You'll notice that Hedberg's record has him as the goalie of record in 20 games despite his 17 starts. Likewise Brodeur's 26 starts to his 23 games as the goalie of record. The reason for that is that Brodeur has actually been pulled four times this season due to poor play. Generally that's not so unusual. Goalies get pulled all the time -- everyone has a bad day at the office -- but with Brodeur it's happening with surprising frequency, and if Brodeur's postgame comments after Tuesday night's loss in Calgary are any indication, it's starting to get to him. DeBoer gave Marty the hook after he gave up two goals on five shots in the first 7:32 in what he later said was an effort to spark the team. Hedberg, didn't do particularly well either that night, giving up an equally awful four goals on nine shots over the rest of the game -- though he did start the next night in New Jersey's overtime win in Edmonton. But the biggest news to take is that the yanking did not sit will with Brodeur.

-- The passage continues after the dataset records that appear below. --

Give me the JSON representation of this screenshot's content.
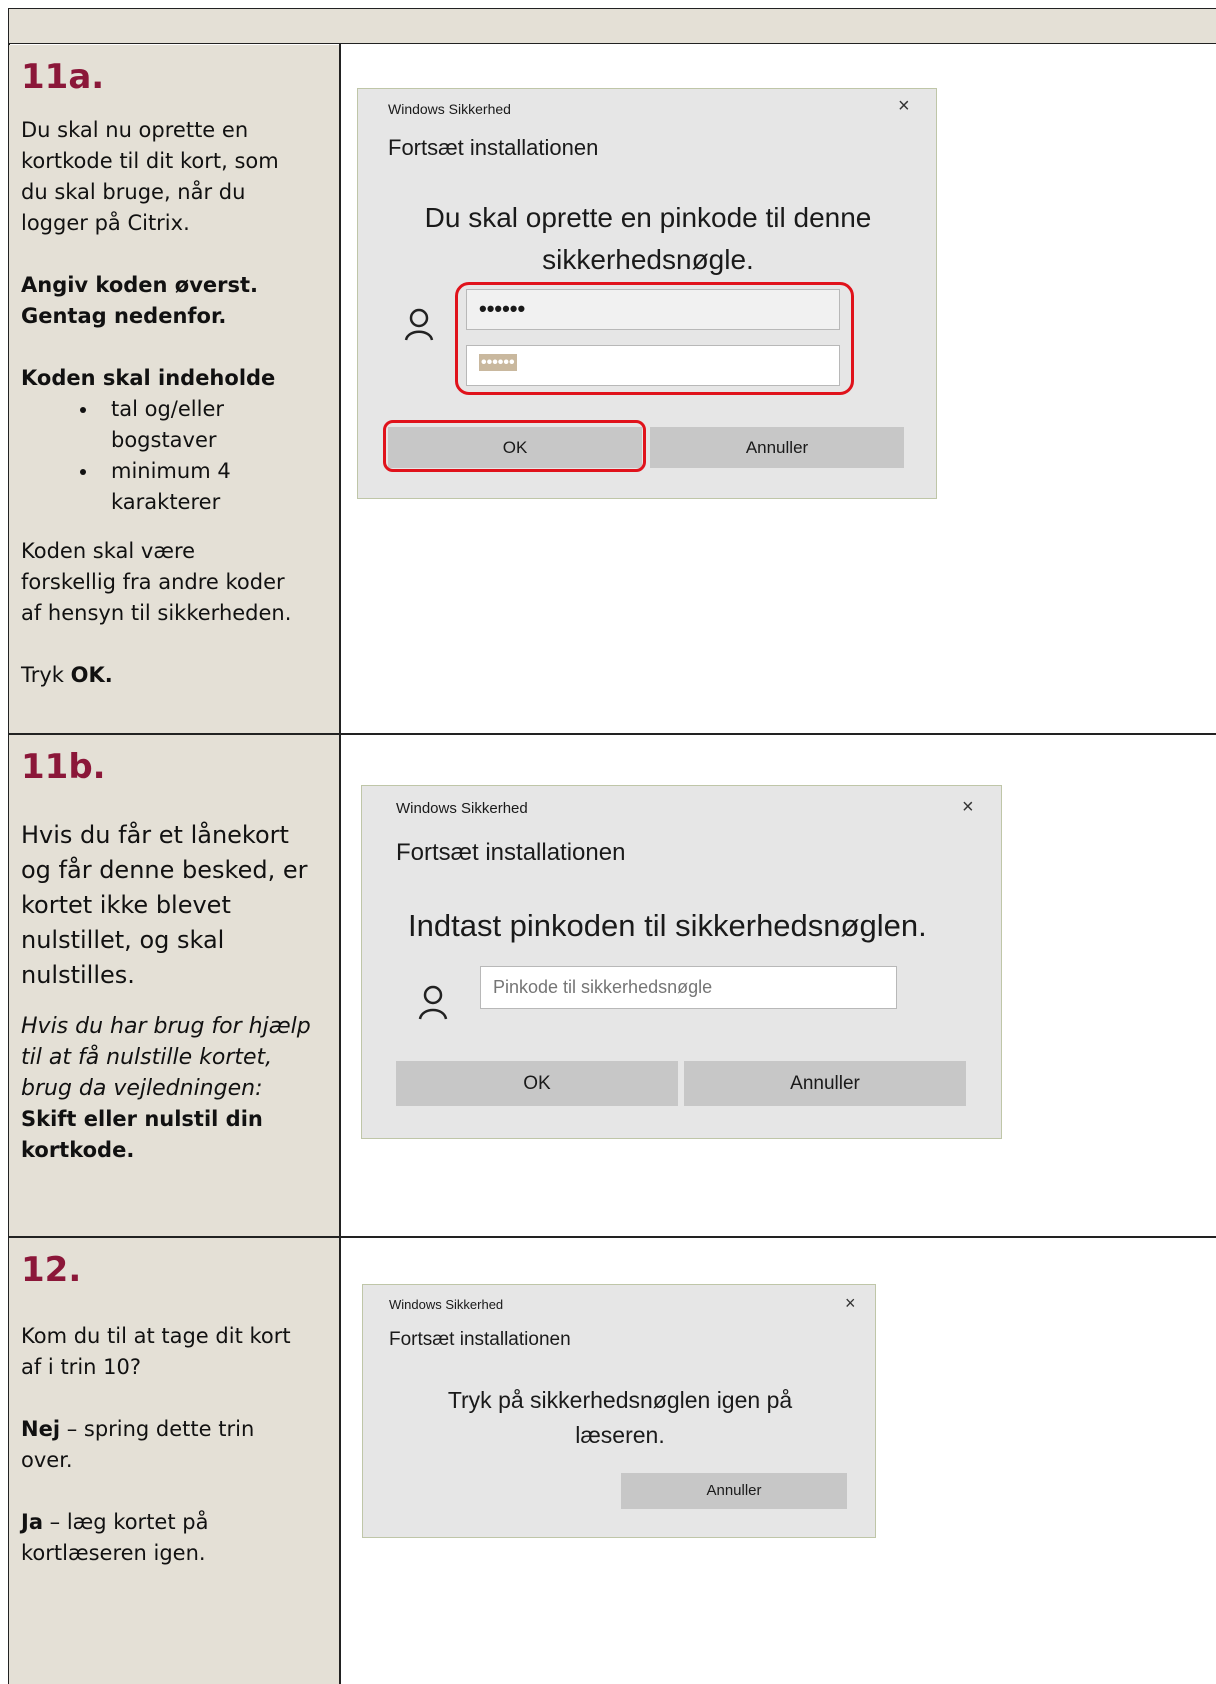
{
  "step11a": {
    "number": "11a.",
    "p1": [
      "Du skal nu oprette en",
      "kortkode til dit kort, som",
      "du skal bruge, når du",
      "logger på Citrix."
    ],
    "bold1": [
      "Angiv koden øverst.",
      "Gentag nedenfor."
    ],
    "bold2": "Koden skal indeholde",
    "bullets": [
      [
        "tal og/eller",
        "bogstaver"
      ],
      [
        "minimum 4",
        "karakterer"
      ]
    ],
    "p2": [
      "Koden skal være",
      "forskellig fra andre koder",
      "af hensyn til sikkerheden."
    ],
    "press_prefix": "Tryk ",
    "press_bold": "OK.",
    "dialog": {
      "window_title": "Windows Sikkerhed",
      "close": "×",
      "subtitle": "Fortsæt installationen",
      "message_l1": "Du skal oprette en pinkode til denne",
      "message_l2": "sikkerhedsnøgle.",
      "pin_value": "••••••",
      "confirm_value": "••••••",
      "ok": "OK",
      "cancel": "Annuller",
      "highlight_color": "#e0121b"
    }
  },
  "step11b": {
    "number": "11b.",
    "p1": [
      "Hvis du får et lånekort",
      "og får denne besked, er",
      "kortet ikke blevet",
      "nulstillet, og skal",
      "nulstilles."
    ],
    "italic": [
      "Hvis du har brug for hjælp",
      "til at få nulstille kortet,",
      "brug da vejledningen:"
    ],
    "bold": [
      "Skift eller nulstil din",
      "kortkode."
    ],
    "dialog": {
      "window_title": "Windows Sikkerhed",
      "close": "×",
      "subtitle": "Fortsæt installationen",
      "message": "Indtast pinkoden til sikkerhedsnøglen.",
      "pin_placeholder": "Pinkode til sikkerhedsnøgle",
      "ok": "OK",
      "cancel": "Annuller"
    }
  },
  "step12": {
    "number": "12.",
    "p1": [
      "Kom du til at tage dit kort",
      "af i trin 10?"
    ],
    "no_bold": "Nej",
    "no_rest": " – spring dette trin",
    "no_rest2": "over.",
    "yes_bold": "Ja",
    "yes_rest": " – læg kortet på",
    "yes_rest2": "kortlæseren igen.",
    "dialog": {
      "window_title": "Windows Sikkerhed",
      "close": "×",
      "subtitle": "Fortsæt installationen",
      "message_l1": "Tryk på sikkerhedsnøglen igen på",
      "message_l2": "læseren.",
      "cancel": "Annuller"
    }
  },
  "colors": {
    "step_number": "#8b1739",
    "left_column": "#e4e0d6",
    "dialog_bg": "#e6e6e6",
    "button": "#c7c7c7"
  }
}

"Definitely I'm not going to say I deserved it or whatever. He probably felt it worked once in Ottawa and he'd try to do it again. I don't know his thinking process on that one," he said. "Especially games like that you have to give me a chance to play. Seven minutes into the game, it's not over yet. Maybe he tried to spark the team or something. It just didn't work this time."

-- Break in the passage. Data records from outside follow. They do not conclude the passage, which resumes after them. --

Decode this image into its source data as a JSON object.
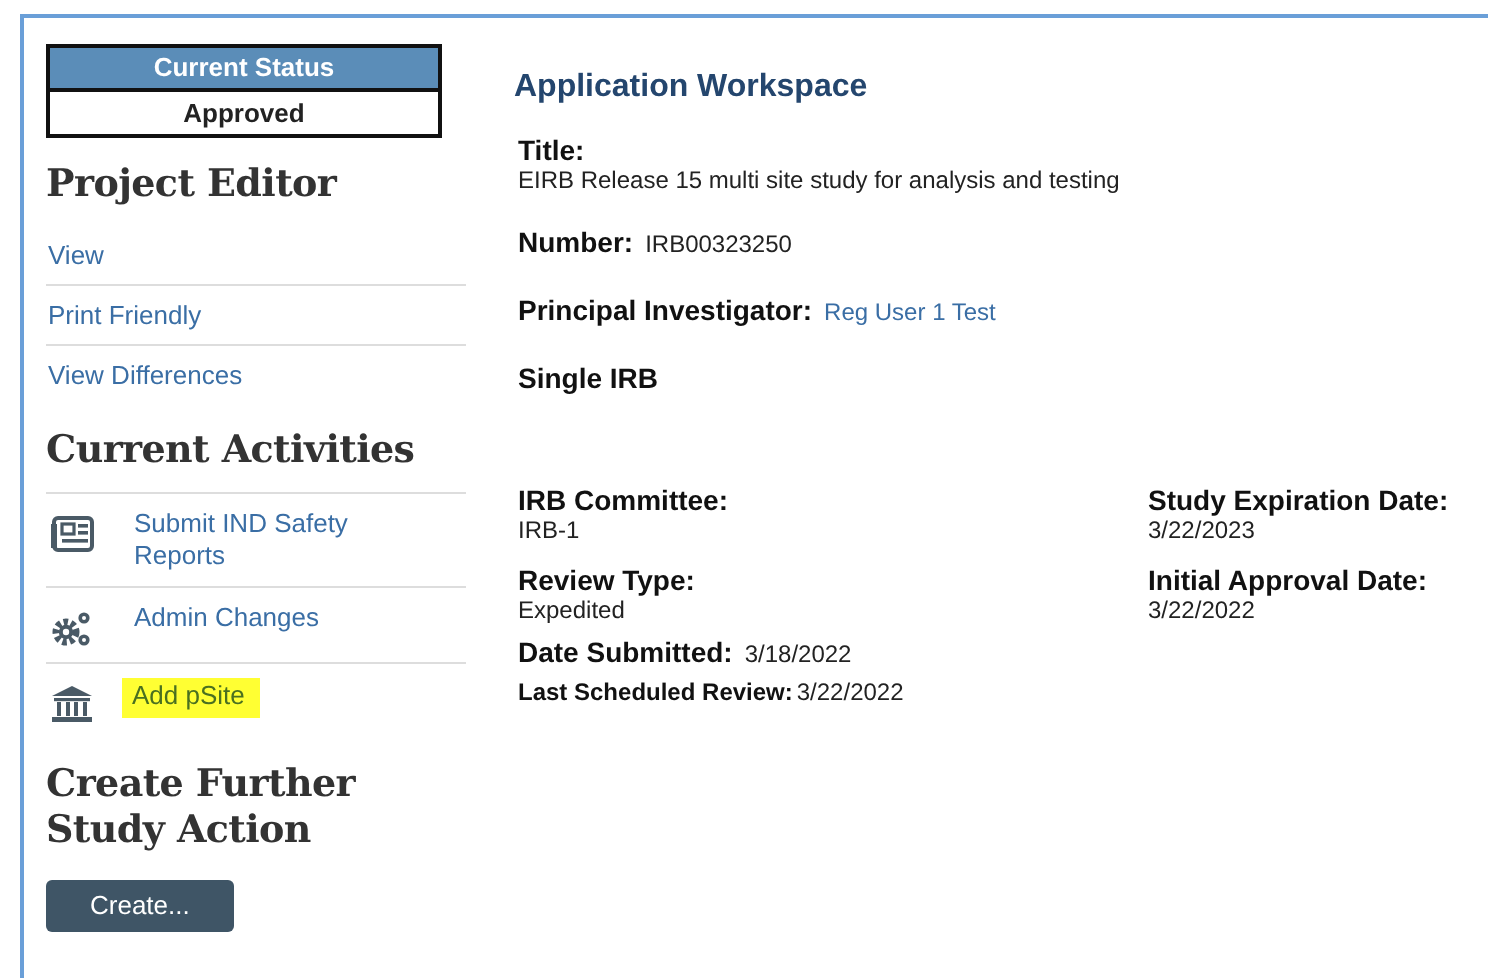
{
  "sidebar": {
    "status": {
      "heading": "Current Status",
      "value": "Approved"
    },
    "project_editor": {
      "heading": "Project Editor",
      "links": [
        "View",
        "Print Friendly",
        "View Differences"
      ]
    },
    "current_activities": {
      "heading": "Current Activities",
      "items": [
        {
          "label": "Submit IND Safety Reports",
          "kind": "newspaper",
          "highlighted": false
        },
        {
          "label": "Admin Changes",
          "kind": "gears",
          "highlighted": false
        },
        {
          "label": "Add pSite",
          "kind": "bank",
          "highlighted": true
        }
      ]
    },
    "further_action": {
      "heading": "Create Further Study Action",
      "button": "Create..."
    }
  },
  "workspace": {
    "heading": "Application Workspace",
    "fields": [
      {
        "kind": "stacked",
        "label": "Title:",
        "value": "EIRB Release 15 multi site study for analysis and testing"
      },
      {
        "kind": "inline",
        "label": "Number:",
        "value": "IRB00323250"
      },
      {
        "kind": "link",
        "label": "Principal Investigator:",
        "value": "Reg User 1 Test"
      },
      {
        "kind": "heading",
        "label": "Single IRB"
      }
    ],
    "grid": [
      {
        "label": "IRB Committee:",
        "value": "IRB-1"
      },
      {
        "label": "Study Expiration Date:",
        "value": "3/22/2023"
      },
      {
        "label": "Review Type:",
        "value": "Expedited"
      },
      {
        "label": "Initial Approval Date:",
        "value": "3/22/2022"
      }
    ],
    "footer_fields": [
      {
        "kind": "inline",
        "label": "Date Submitted:",
        "value": "3/18/2022"
      },
      {
        "kind": "small",
        "label": "Last Scheduled Review:",
        "value": "3/22/2022"
      }
    ]
  }
}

This singular incident isn't particularly noteworthy because it is rare, but for a goalie who has generally been one of the most unflappable players the game has ever seen, it's the first real evidence of age-induced friction between him and his team -- a team he has made a point to take less money to be a part of over his career.
This is all a sign that however wonderful and happy the marriage was, the divorce could get messy. Certainly with the work Brodeur has put in and given to the franchise over 19 seasons, he has earned the right to end his career on his own terms. But how does New Jersey balance that against the interests of a team with legitimate postseason ambitions and a backup who appears more capable at the moment than the starter at helping to achieve them? This is the big question that will hang over the player and the franchise for the rest of this season -- and that's assuming Brodeur is even ready to retire at all. Brodeur is in the last year of a contract paying him $5.2 million a season, and while he certainly wouldn't get that much money again, he still can steal games and flash the glove once in a while, and may not be so ready to hang up the skates, even if the numbers say he probably should.
As a young Devils fan with naivete and stars in my eyes in the mid-2000's, I was convinced that Marty had one more Cup run left in him for years, and had there been some slightly better talent around him, maybe he would have. But at this point the ship has sailed. He's not awful by any stretch, but he's not playing like the legend he is either. Simply put, Brodeur's time as come, like Constantinople or Rome before him. Beyond trying to win whenever he's put on the ice, Marty must be concerned with leaving the game as New Jersey's Ted Williams rather than its Brett Favre.
Either way, both Brodeur and the Devils need to be careful. Years from now his number will be in the rafters and his place in the hall of fame will be official. Many will forget how acrimonious, if at all, his departure from his playing career was. But in the immediate future, it's getting awfully close to sink or swim time as far as how gracefully both sides can facilitate him riding off into the sunset. And for a figure as titanic in size and influence as Brodeur, the player and the team will each need to tread lightly.
After all, the Titanic was a beautiful boat before it sank.